Plans are now underway to include a state-of-the-art Induction Loop System inside our new facility’s 1,500-square-foot multipurpose room — where seminars, conferences, meetings and speaker sessions will be held regularly. The multipurpose room will be partitioned with soundproof dividers, and both sides of the room will utilize this audio technology. The “looping” system is being installed by an expert audio technician … and will be the very first found in the city of Columbus.
What is an Induction Loop?
An Induction Loop, also known as a Hearing Loop or T-Loop, is an assistive listening system that provides facility access to those with hearing impairments. It takes a sound source and transfers it directly to a hearing aid, without any background noise.
Induction Loops have become the norm in Europe and Australia, and are quickly becoming more popular in the United States. Because looping is so easy and beneficial, hearing advocacy groups are supporting their installation in taxis, kiosks, schools, churches, concert halls and stadiums.
How does “Looping” work?
1. A sound source, such as a voice, TV, cinema sound system or other audio system is captured using a microphone or through a line-out connection.
2. The sound signal is then connected to a special amplifier that generates a current to pass the signal to an induction loop, usually made of copper tape or wire.
3. The copper wire induction loop typically surrounds the area where the listening audience is located and produces a magnetic field.
4. The magnetic field is picked up by the Telecoil (“T-coil”) found in nearly all hearing aids or cochlear devices of audience members.

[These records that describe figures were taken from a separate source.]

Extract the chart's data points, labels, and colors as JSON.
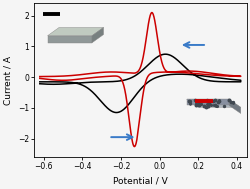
{
  "xlabel": "Potential / V",
  "ylabel": "Current / A",
  "xlim": [
    -0.65,
    0.45
  ],
  "ylim": [
    -2.6,
    2.4
  ],
  "xticks": [
    -0.6,
    -0.4,
    -0.2,
    0.0,
    0.2,
    0.4
  ],
  "yticks": [
    -2,
    -1,
    0,
    1,
    2
  ],
  "black_line_color": "#000000",
  "red_line_color": "#cc0000",
  "background_color": "#f5f5f5",
  "arrow_color": "#3a7bc8"
}
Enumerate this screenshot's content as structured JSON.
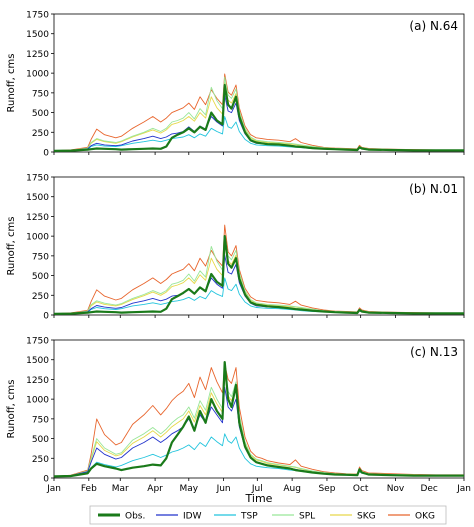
{
  "colors": {
    "Obs.": "#1a7a1a",
    "IDW": "#2233cc",
    "TSP": "#22c4dd",
    "SPL": "#99e699",
    "SKG": "#e6d84a",
    "OKG": "#e8662e"
  },
  "shared": {
    "xlabel": "Time",
    "ylabel": "Runoff, cms",
    "yticks": [
      "0",
      "250",
      "500",
      "750",
      "1000",
      "1250",
      "1500",
      "1750"
    ],
    "ylim": [
      0,
      1750
    ],
    "xlim_days": [
      0,
      365
    ],
    "month_ticks": [
      {
        "label": "Jan",
        "day": 0
      },
      {
        "label": "Feb",
        "day": 31
      },
      {
        "label": "Mar",
        "day": 59
      },
      {
        "label": "Apr",
        "day": 90
      },
      {
        "label": "May",
        "day": 120
      },
      {
        "label": "Jun",
        "day": 151
      },
      {
        "label": "Jul",
        "day": 181
      },
      {
        "label": "Aug",
        "day": 212
      },
      {
        "label": "Sep",
        "day": 243
      },
      {
        "label": "Oct",
        "day": 273
      },
      {
        "label": "Nov",
        "day": 304
      },
      {
        "label": "Dec",
        "day": 334
      },
      {
        "label": "Jan",
        "day": 365
      }
    ]
  },
  "legend": [
    "Obs.",
    "IDW",
    "TSP",
    "SPL",
    "SKG",
    "OKG"
  ],
  "chart_data": [
    {
      "type": "line",
      "title": "(a) N.64",
      "x_days": [
        0,
        15,
        30,
        33,
        38,
        45,
        55,
        60,
        70,
        80,
        88,
        95,
        100,
        105,
        110,
        115,
        120,
        125,
        130,
        135,
        140,
        145,
        150,
        152,
        155,
        158,
        162,
        165,
        170,
        175,
        180,
        185,
        190,
        200,
        210,
        215,
        220,
        230,
        240,
        250,
        260,
        270,
        272,
        274,
        280,
        300,
        320,
        340,
        365
      ],
      "series": [
        {
          "name": "Obs.",
          "values": [
            15,
            18,
            30,
            35,
            45,
            40,
            35,
            30,
            35,
            40,
            45,
            40,
            70,
            180,
            220,
            250,
            300,
            250,
            320,
            280,
            500,
            400,
            350,
            850,
            600,
            550,
            700,
            450,
            250,
            150,
            120,
            110,
            100,
            95,
            80,
            70,
            65,
            50,
            40,
            35,
            30,
            25,
            60,
            45,
            30,
            25,
            20,
            20,
            20
          ]
        },
        {
          "name": "IDW",
          "values": [
            15,
            20,
            40,
            80,
            110,
            90,
            80,
            90,
            140,
            170,
            200,
            170,
            190,
            230,
            240,
            260,
            320,
            260,
            330,
            290,
            450,
            380,
            330,
            720,
            520,
            500,
            620,
            400,
            230,
            140,
            110,
            105,
            95,
            90,
            75,
            70,
            60,
            45,
            40,
            35,
            30,
            25,
            60,
            45,
            30,
            25,
            20,
            20,
            20
          ]
        },
        {
          "name": "TSP",
          "values": [
            15,
            20,
            35,
            70,
            90,
            75,
            70,
            80,
            110,
            130,
            150,
            130,
            150,
            170,
            180,
            190,
            220,
            180,
            230,
            200,
            300,
            260,
            230,
            450,
            320,
            300,
            380,
            260,
            160,
            110,
            90,
            85,
            80,
            75,
            65,
            60,
            55,
            45,
            40,
            35,
            30,
            25,
            50,
            40,
            30,
            25,
            20,
            20,
            20
          ]
        },
        {
          "name": "SPL",
          "values": [
            15,
            22,
            50,
            120,
            170,
            140,
            120,
            140,
            200,
            250,
            300,
            260,
            300,
            380,
            400,
            430,
            500,
            420,
            550,
            470,
            820,
            650,
            550,
            950,
            720,
            680,
            800,
            520,
            300,
            190,
            150,
            140,
            130,
            120,
            110,
            100,
            90,
            70,
            55,
            45,
            40,
            35,
            70,
            55,
            40,
            30,
            25,
            20,
            20
          ]
        },
        {
          "name": "SKG",
          "values": [
            15,
            22,
            45,
            110,
            160,
            130,
            110,
            130,
            190,
            240,
            280,
            240,
            280,
            350,
            370,
            400,
            450,
            390,
            500,
            430,
            700,
            560,
            480,
            880,
            660,
            620,
            740,
            480,
            280,
            180,
            140,
            130,
            120,
            110,
            100,
            95,
            85,
            65,
            50,
            45,
            40,
            35,
            70,
            55,
            40,
            30,
            25,
            20,
            20
          ]
        },
        {
          "name": "OKG",
          "values": [
            15,
            25,
            60,
            160,
            290,
            220,
            180,
            200,
            300,
            380,
            450,
            380,
            430,
            500,
            530,
            560,
            620,
            540,
            700,
            600,
            790,
            680,
            600,
            990,
            760,
            720,
            850,
            560,
            330,
            220,
            180,
            170,
            160,
            150,
            130,
            170,
            120,
            85,
            60,
            50,
            45,
            40,
            85,
            60,
            45,
            35,
            30,
            25,
            25
          ]
        }
      ]
    },
    {
      "type": "line",
      "title": "(b) N.01",
      "x_days": [
        0,
        15,
        30,
        33,
        38,
        45,
        55,
        60,
        70,
        80,
        88,
        95,
        100,
        105,
        110,
        115,
        120,
        125,
        130,
        135,
        140,
        145,
        150,
        152,
        155,
        158,
        162,
        165,
        170,
        175,
        180,
        185,
        190,
        200,
        210,
        215,
        220,
        230,
        240,
        250,
        260,
        270,
        272,
        274,
        280,
        300,
        320,
        340,
        365
      ],
      "series": [
        {
          "name": "Obs.",
          "values": [
            15,
            18,
            30,
            35,
            45,
            40,
            35,
            30,
            35,
            40,
            45,
            40,
            80,
            200,
            240,
            280,
            330,
            270,
            350,
            300,
            520,
            420,
            370,
            1000,
            650,
            600,
            720,
            460,
            260,
            160,
            130,
            120,
            110,
            100,
            85,
            75,
            70,
            55,
            45,
            35,
            30,
            25,
            65,
            45,
            30,
            25,
            20,
            20,
            20
          ]
        },
        {
          "name": "IDW",
          "values": [
            15,
            20,
            40,
            80,
            120,
            100,
            85,
            95,
            150,
            180,
            210,
            180,
            200,
            240,
            250,
            270,
            330,
            270,
            340,
            300,
            470,
            390,
            340,
            760,
            540,
            520,
            640,
            410,
            240,
            150,
            115,
            110,
            100,
            95,
            80,
            75,
            65,
            50,
            40,
            35,
            30,
            25,
            60,
            45,
            30,
            25,
            20,
            20,
            20
          ]
        },
        {
          "name": "TSP",
          "values": [
            15,
            20,
            35,
            70,
            95,
            80,
            70,
            80,
            115,
            135,
            155,
            135,
            150,
            170,
            180,
            195,
            225,
            185,
            235,
            205,
            310,
            265,
            235,
            470,
            330,
            310,
            390,
            265,
            165,
            115,
            95,
            90,
            85,
            80,
            70,
            65,
            55,
            45,
            40,
            35,
            30,
            25,
            50,
            40,
            30,
            25,
            20,
            20,
            20
          ]
        },
        {
          "name": "SPL",
          "values": [
            15,
            22,
            50,
            130,
            180,
            150,
            125,
            145,
            210,
            260,
            310,
            270,
            310,
            390,
            410,
            440,
            520,
            430,
            560,
            480,
            870,
            680,
            570,
            1000,
            750,
            700,
            820,
            540,
            310,
            195,
            155,
            145,
            135,
            125,
            115,
            105,
            95,
            75,
            55,
            45,
            40,
            35,
            75,
            55,
            40,
            30,
            25,
            20,
            20
          ]
        },
        {
          "name": "SKG",
          "values": [
            15,
            22,
            45,
            115,
            165,
            135,
            115,
            135,
            195,
            245,
            290,
            250,
            290,
            360,
            380,
            410,
            470,
            400,
            510,
            440,
            720,
            580,
            500,
            920,
            690,
            640,
            760,
            500,
            290,
            185,
            145,
            135,
            125,
            115,
            105,
            100,
            90,
            70,
            50,
            45,
            40,
            35,
            70,
            55,
            40,
            30,
            25,
            20,
            20
          ]
        },
        {
          "name": "OKG",
          "values": [
            15,
            25,
            60,
            170,
            320,
            240,
            190,
            210,
            320,
            400,
            470,
            400,
            450,
            520,
            550,
            580,
            650,
            560,
            720,
            620,
            820,
            700,
            620,
            1140,
            800,
            750,
            880,
            580,
            340,
            230,
            185,
            175,
            165,
            155,
            135,
            175,
            125,
            90,
            65,
            50,
            45,
            40,
            90,
            65,
            45,
            35,
            30,
            25,
            25
          ]
        }
      ]
    },
    {
      "type": "line",
      "title": "(c) N.13",
      "x_days": [
        0,
        15,
        30,
        33,
        38,
        45,
        55,
        60,
        70,
        80,
        88,
        95,
        100,
        105,
        110,
        115,
        120,
        125,
        130,
        135,
        140,
        145,
        150,
        152,
        155,
        158,
        162,
        165,
        170,
        175,
        180,
        185,
        190,
        200,
        210,
        215,
        220,
        230,
        240,
        250,
        260,
        270,
        272,
        274,
        280,
        300,
        320,
        340,
        365
      ],
      "series": [
        {
          "name": "Obs.",
          "values": [
            20,
            25,
            60,
            120,
            180,
            150,
            120,
            100,
            130,
            150,
            170,
            160,
            250,
            450,
            550,
            650,
            780,
            600,
            850,
            700,
            1000,
            850,
            750,
            1470,
            1000,
            900,
            1180,
            700,
            400,
            260,
            200,
            180,
            160,
            140,
            120,
            100,
            90,
            70,
            55,
            45,
            40,
            35,
            110,
            70,
            45,
            35,
            30,
            30,
            30
          ]
        },
        {
          "name": "IDW",
          "values": [
            20,
            30,
            80,
            200,
            380,
            300,
            240,
            260,
            380,
            450,
            520,
            450,
            500,
            560,
            600,
            650,
            750,
            620,
            800,
            700,
            900,
            800,
            700,
            1150,
            900,
            850,
            1000,
            650,
            380,
            250,
            200,
            180,
            160,
            140,
            120,
            110,
            95,
            75,
            60,
            50,
            45,
            40,
            100,
            70,
            50,
            40,
            35,
            30,
            30
          ]
        },
        {
          "name": "TSP",
          "values": [
            20,
            28,
            60,
            130,
            200,
            170,
            140,
            160,
            220,
            260,
            300,
            260,
            290,
            330,
            350,
            380,
            420,
            360,
            450,
            400,
            520,
            460,
            410,
            560,
            470,
            440,
            520,
            380,
            250,
            180,
            150,
            140,
            130,
            120,
            100,
            95,
            85,
            65,
            55,
            45,
            40,
            35,
            80,
            60,
            45,
            35,
            30,
            30,
            30
          ]
        },
        {
          "name": "SPL",
          "values": [
            20,
            32,
            90,
            250,
            500,
            380,
            300,
            320,
            480,
            560,
            640,
            560,
            620,
            700,
            760,
            800,
            900,
            760,
            980,
            860,
            1150,
            1000,
            880,
            1400,
            1100,
            1030,
            1220,
            800,
            460,
            300,
            240,
            220,
            195,
            170,
            150,
            140,
            120,
            90,
            70,
            55,
            50,
            45,
            115,
            80,
            55,
            45,
            40,
            35,
            35
          ]
        },
        {
          "name": "SKG",
          "values": [
            20,
            30,
            85,
            230,
            460,
            350,
            280,
            300,
            440,
            520,
            600,
            520,
            580,
            650,
            700,
            750,
            850,
            710,
            920,
            800,
            1080,
            940,
            830,
            1320,
            1040,
            980,
            1150,
            760,
            440,
            290,
            230,
            210,
            185,
            165,
            145,
            135,
            115,
            85,
            65,
            55,
            50,
            45,
            110,
            75,
            55,
            45,
            40,
            35,
            35
          ]
        },
        {
          "name": "OKG",
          "values": [
            20,
            35,
            100,
            300,
            750,
            550,
            420,
            450,
            680,
            800,
            920,
            800,
            880,
            980,
            1050,
            1100,
            1200,
            1020,
            1280,
            1120,
            1400,
            1220,
            1080,
            1450,
            1250,
            1200,
            1400,
            900,
            520,
            340,
            270,
            250,
            220,
            190,
            170,
            230,
            150,
            110,
            80,
            65,
            55,
            50,
            140,
            95,
            65,
            55,
            45,
            40,
            40
          ]
        }
      ]
    }
  ]
}
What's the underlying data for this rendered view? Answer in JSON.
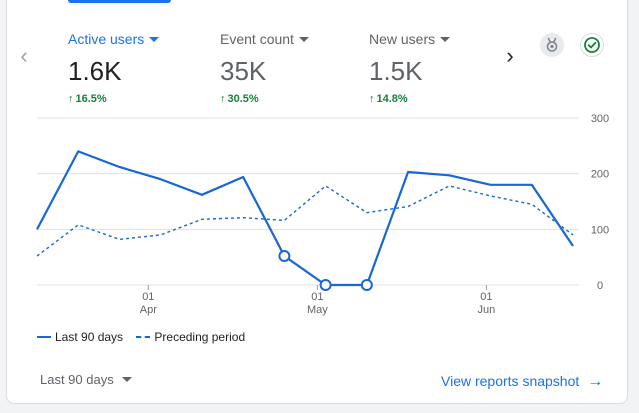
{
  "header": {
    "tabs": [
      {
        "label": "Active users",
        "value": "1.6K",
        "delta": "16.5%"
      },
      {
        "label": "Event count",
        "value": "35K",
        "delta": "30.5%"
      },
      {
        "label": "New users",
        "value": "1.5K",
        "delta": "14.8%"
      }
    ],
    "icons": {
      "prev": "chevron-left-icon",
      "next": "chevron-right-icon",
      "insights": "insights-badge-icon",
      "check": "check-circle-icon"
    }
  },
  "chart_data": {
    "type": "line",
    "x_ticks": [
      {
        "day": "01",
        "month": "Apr"
      },
      {
        "day": "01",
        "month": "May"
      },
      {
        "day": "01",
        "month": "Jun"
      }
    ],
    "y_ticks": [
      "300",
      "200",
      "100",
      "0"
    ],
    "ylim": [
      0,
      300
    ],
    "series": [
      {
        "name": "Last 90 days",
        "style": "solid",
        "values": [
          100,
          240,
          212,
          190,
          162,
          194,
          52,
          0,
          0,
          203,
          197,
          180,
          180,
          70
        ],
        "marker_indices": [
          6,
          7,
          8
        ]
      },
      {
        "name": "Preceding period",
        "style": "dashed",
        "values": [
          52,
          108,
          82,
          90,
          118,
          121,
          116,
          178,
          130,
          141,
          178,
          160,
          145,
          90
        ]
      }
    ],
    "colors": {
      "line": "#1967d2",
      "grid": "#e0e0e0",
      "axis_text": "#5f6368"
    }
  },
  "footer": {
    "range_label": "Last 90 days",
    "snapshot_link": "View reports snapshot"
  }
}
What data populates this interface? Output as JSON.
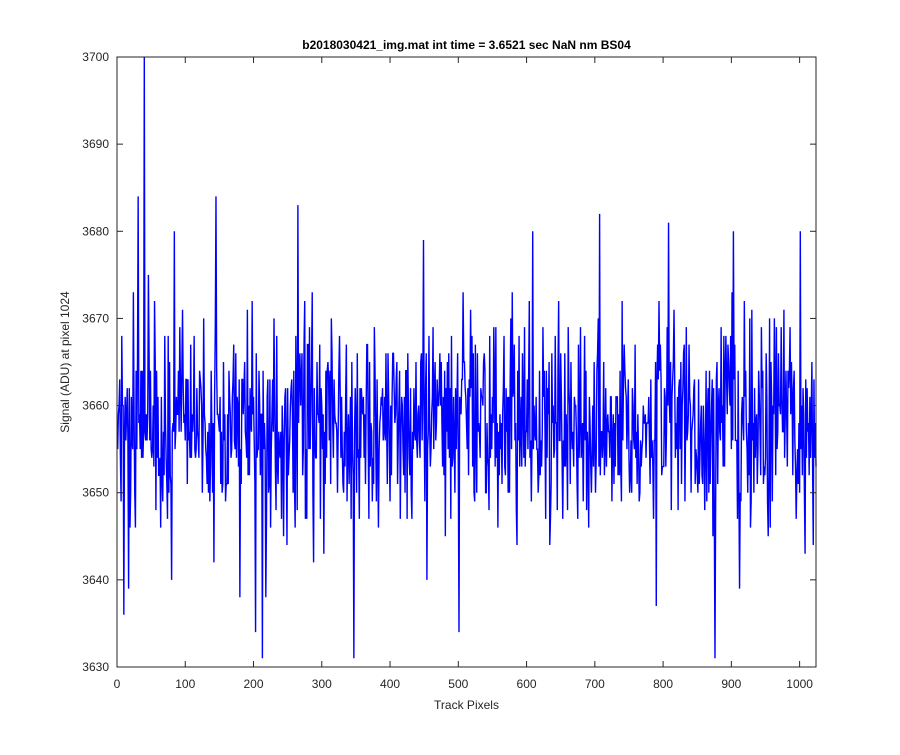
{
  "chart_data": {
    "type": "line",
    "title": "b2018030421_img.mat int time = 3.6521 sec  NaN nm BS04",
    "xlabel": "Track Pixels",
    "ylabel": "Signal (ADU) at pixel 1024",
    "xlim": [
      0,
      1024
    ],
    "ylim": [
      3630,
      3700
    ],
    "xticks": [
      0,
      100,
      200,
      300,
      400,
      500,
      600,
      700,
      800,
      900,
      1000
    ],
    "yticks": [
      3630,
      3640,
      3650,
      3660,
      3670,
      3680,
      3690,
      3700
    ],
    "grid": false,
    "box": true,
    "series": [
      {
        "color": "#0000ff",
        "mean": 3658,
        "noise_std": 6,
        "n_points": 1024,
        "x": [
          1,
          7,
          10,
          17,
          24,
          31,
          34,
          40,
          46,
          80,
          84,
          145,
          180,
          203,
          213,
          218,
          265,
          347,
          449,
          501,
          541,
          609,
          707,
          790,
          808,
          876,
          903,
          912,
          1001,
          1008,
          1024
        ],
        "y": [
          3655,
          3668,
          3636,
          3639,
          3673,
          3684,
          3655,
          3700,
          3675,
          3640,
          3680,
          3684,
          3638,
          3634,
          3631,
          3638,
          3683,
          3631,
          3679,
          3634,
          3650,
          3680,
          3682,
          3637,
          3681,
          3631,
          3680,
          3639,
          3680,
          3643,
          3653
        ]
      }
    ]
  }
}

5. The hearing aid/cochlear device tailors the sound to the specific needs of the individual, delivering it directly into the ear canal — without background noise and with the full spectrum of sound frequencies required for clarity.
6. The number of people who can benefit from the system at one time is only limited by the amount who can fit in the “looped” area! Expensive receivers are not required, and users can avoid the inconvenience of asking for and having to wear a headset that labels them hard-of-hearing.
This Induction Loop purchase was largely made possible by funding from the Columbus Sertoma Club. Made up of 65 local volunteers, the club improves the quality of life for those at risk of or impacted by hearing loss. Tom Zimmerman, its chairman, presented looping technology capabilities to Columbus Community Hospital’s Board of Directors — and the Board quickly approved funding for the entire system. Moving forward, the Columbus Community Hospital Foundation will be managing the funds and any next steps.
“We are committed to building a healthier community, and the addition of the Induction Loop System to our Wellness Center’s multipurpose room will do just that — by bringing enhanced sound clarity to our health seminars and events,” explains Dr. Jeffrey Gotschall, Board Chairperson. “Those with hearing impairments will be able to easily hear speakers and health-related content loud and clear. We are thrilled to be sharing this technology with our community.”
The construction of our Columbus Wellness Center is moving right along, with the new facility slated to open in the fall. It will be a wonderful place for area residents to learn about and establish lifelong healthy habits, offering fitness programs, physical and occupational therapy, community health classes and a test kitchen to teach people healthier eating behaviors.